How do I calculate Euclidean and Manhattan distance by hand?
Euclidean: Take the square root of the sum of the squares of the differences of the coordinates.
For example, if $x=(\color{darkgreen}a,\color{maroon}b)$ and $y=(\color{darkgreen}c,\color{maroon}d)$, the Euclidean distance between $x$ and $y$ is
$\sqrt{(\color{darkgreen}a-\color{darkgreen}c)^2+(\color{maroon}b-\color{maroon}d)^2 }$.
Manhattan: Take the sum of the absolute values of the differences of the coordinates.
For example, if $x=(\color{darkgreen}a,\color{maroon}b)$ and $y=(\color{darkgreen}c,\color{maroon}d)$, the Manhattan distance between $x$ and $y$ is
$ {|\color{darkgreen}a-\color{darkgreen}c|+|\color{maroon}b-\color{maroon}d| }$.
For your vectors, it's the same thing except you have more coordinates.

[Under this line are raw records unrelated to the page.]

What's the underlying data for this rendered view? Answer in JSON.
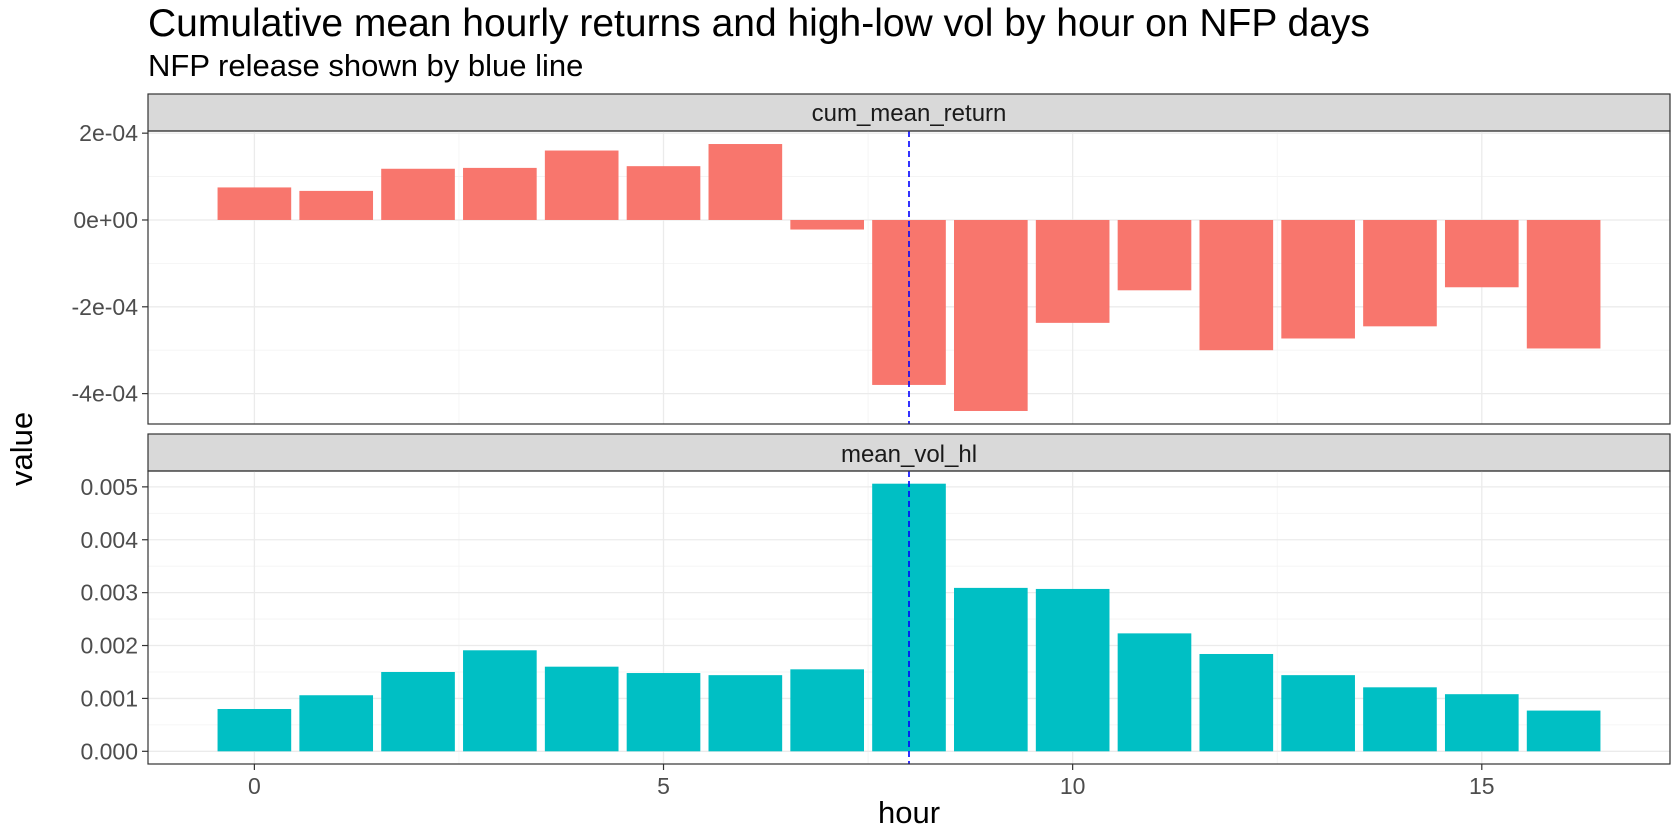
{
  "chart_data": {
    "type": "bar",
    "title": "Cumulative mean hourly returns and high-low vol by hour on NFP days",
    "subtitle": "NFP release shown by blue line",
    "xlabel": "hour",
    "ylabel": "value",
    "x_ticks": [
      0,
      5,
      10,
      15
    ],
    "xlim": [
      -1.3,
      17.3
    ],
    "reference_line": {
      "x": 8,
      "color": "#0000ff",
      "style": "dashed"
    },
    "grid": true,
    "facets": [
      {
        "name": "cum_mean_return",
        "color": "#f8766d",
        "ylim": [
          -0.00047,
          0.000205
        ],
        "y_ticks": [
          0.0002,
          0,
          -0.0002,
          -0.0004
        ],
        "y_tick_labels": [
          "2e-04",
          "0e+00",
          "-2e-04",
          "-4e-04"
        ],
        "x": [
          0,
          1,
          2,
          3,
          4,
          5,
          6,
          7,
          8,
          9,
          10,
          11,
          12,
          13,
          14,
          15,
          16
        ],
        "values": [
          7.5e-05,
          6.7e-05,
          0.000118,
          0.00012,
          0.00016,
          0.000124,
          0.000175,
          -2.2e-05,
          -0.00038,
          -0.00044,
          -0.000237,
          -0.000162,
          -0.0003,
          -0.000273,
          -0.000245,
          -0.000155,
          -0.000296
        ]
      },
      {
        "name": "mean_vol_hl",
        "color": "#00bfc4",
        "ylim": [
          -0.00024,
          0.0053
        ],
        "y_ticks": [
          0.005,
          0.004,
          0.003,
          0.002,
          0.001,
          0
        ],
        "y_tick_labels": [
          "0.005",
          "0.004",
          "0.003",
          "0.002",
          "0.001",
          "0.000"
        ],
        "x": [
          0,
          1,
          2,
          3,
          4,
          5,
          6,
          7,
          8,
          9,
          10,
          11,
          12,
          13,
          14,
          15,
          16
        ],
        "values": [
          0.0008,
          0.00106,
          0.0015,
          0.00191,
          0.0016,
          0.00148,
          0.00144,
          0.00155,
          0.00506,
          0.00309,
          0.00307,
          0.00223,
          0.00184,
          0.00144,
          0.00121,
          0.00108,
          0.00077
        ]
      }
    ]
  }
}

This is an old post, but just want to explain that the squaring and square rooting in the euclidean distance function is basically to get absolute values of each dimension assessed. Manhattan distance just bypasses that and goes right to abs value (which if your doing ai, data mining, machine learning, may be a cheaper function call then pow'ing and sqrt'ing.) I've seen debates about using one way vs the other when it gets to higher level stuff, like comparing least squares or linear algebra (?). Manhattan distance is easier to calculate by hand, bc you just subtract the values of a dimensiin then abs them and add all the results. Euclidean distance is harder by hand bc you're squaring anf square rooting. So some of this comes down to what purpose you're using it for.